Você quer tudo na sua hora?

Nos últimos tempos, tenho escutado mais relatos sobre o que parece ser uma nova noção de tempo no trabalho, principalmente nos casos de quem atua remotamente ou no modelo híbrido. Tudo é para ontem, urgente, ASAP (sigla em inglês que pode ser traduzida como “tão logo seja possível”).

Essa pressa toda, contudo, não é exatamente novidade — apesar dela ser mais intensa atualmente. O que parece diferente e chamou a minha atenção é o uso das ferramentas de comunicação para reforçar um senso de urgência que nem sempre é justificado. Estou falando daquela demanda de trabalho no WhatsApp tarde da noite ou mesmo de madrugada, daquela pessoa que envia uma mensagem para avisar que mandou um e-mail, daquelas notificações que não param de surgir no aplicativo de comunicação interna da organização, daquela caixa de entrada lotada que parece nunca ter fim… 

Claro que, no dia a dia da empresa, acontece de um pedido ser mesmo urgente e de uma mensagem aparecer no nosso celular fora do “expediente” — entre aspas porque, com a possibilidade de atuar remotamente, a noção de jornada tradicional não faz mais tanto sentido. O problema não é esse e também não tem a ver com as ferramentas de comunicação em si, mas com a imposição do seu tempo sobre o tempo dos outros. Vou explicar melhor.

Se, por um lado, os aplicativos de comunicação permitiram nos conectar com pessoas em qualquer lugar e a qualquer hora, por outro, eles podem gerar uma impaciência na espera por um retorno. Pode parecer óbvio dizer que não é porque o envio de uma mensagem é instantâneo que a resposta também será. Não é porque você aproveitou a flexibilidade da empresa para trabalhar de noite, quando sua produtividade é melhor, que o fornecedor também estará em frente ao computador nesse horário e, portanto, vai responder sua solicitação no minuto seguinte.
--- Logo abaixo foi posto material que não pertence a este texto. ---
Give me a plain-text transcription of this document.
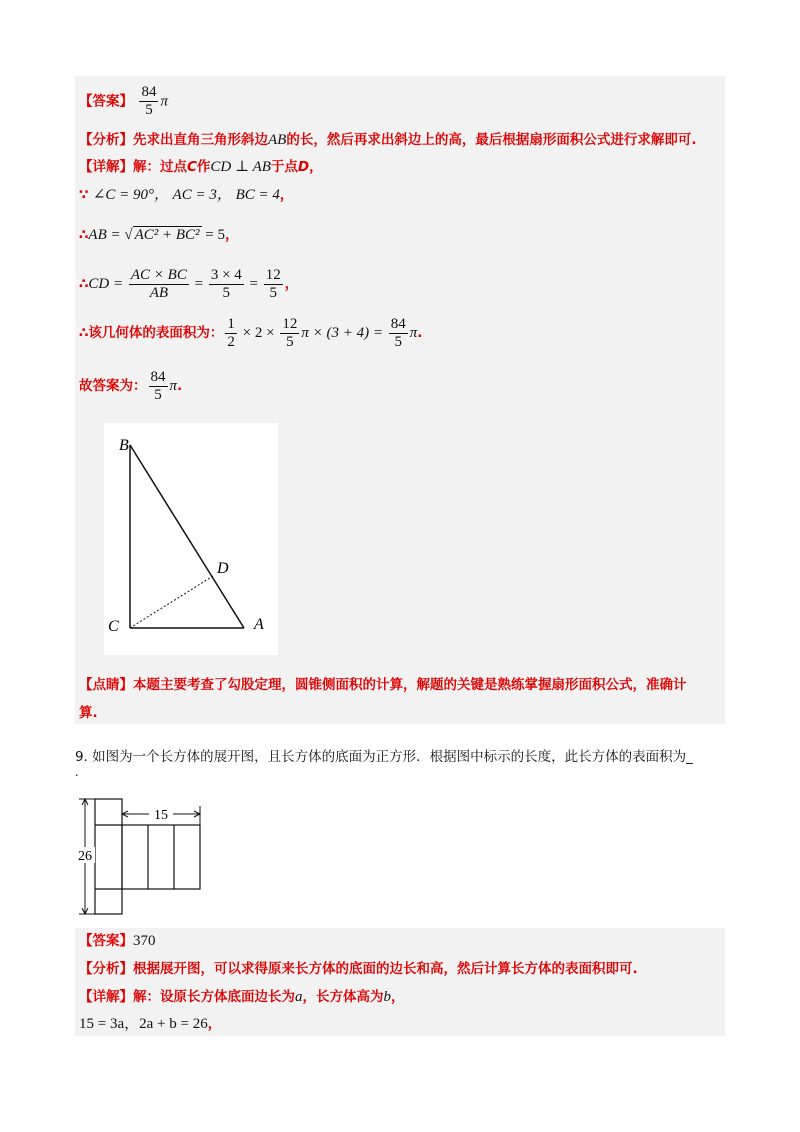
【答案】 $\frac{84}{5}$ π
【分析】先求出直角三角形斜边AB的长，然后再求出斜边上的高，最后根据扇形面积公式进行求解即可.
【详解】解：过点C作CD ⊥ AB于点D，
∵ ∠C = 90°， AC = 3， BC = 4，
∴AB = √ AC² + BC² = 5，
∴CD = $\frac{AC \times BC}{AB} = \frac{3 \times 4}{5} = \frac{12}{5}$ ，
∴该几何体的表面积为： $\frac{1}{2} \times 2 \times \frac{12}{5}$ $\pi \times (3 + 4) = \frac{84}{5} \pi$.
故答案为： $\frac{84}{5} \pi$.
B
D
C	A
【点睛】本题主要考查了勾股定理，圆锥侧面积的计算，解题的关键是熟练掌握扇形面积公式，准确计
算.
9. 如图为一个长方体的展开图，且长方体的底面为正方形．根据图中标示的长度，此长方体的表面积为_
.
15
26
【答案】370
【分析】根据展开图，可以求得原来长方体的底面的边长和高，然后计算长方体的表面积即可.
【详解】解：设原长方体底面边长为a，长方体高为b，
15 = 3a，2a + b = 26，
Sabemos de tudo isso na teoria, mas, na prática, parece que o apelo ao imediatismo fala mais alto e, quando percebemos, estamos checando a cada segundo se a outra pessoa nos respondeu e ficamos incomodados com a “demora”. Tudo tem que ser no nosso tempo, não no tempo do outro.

Porém, se queremos construir ambientes e relações de trabalho mais saudáveis, precisamos mudar essa dinâmica.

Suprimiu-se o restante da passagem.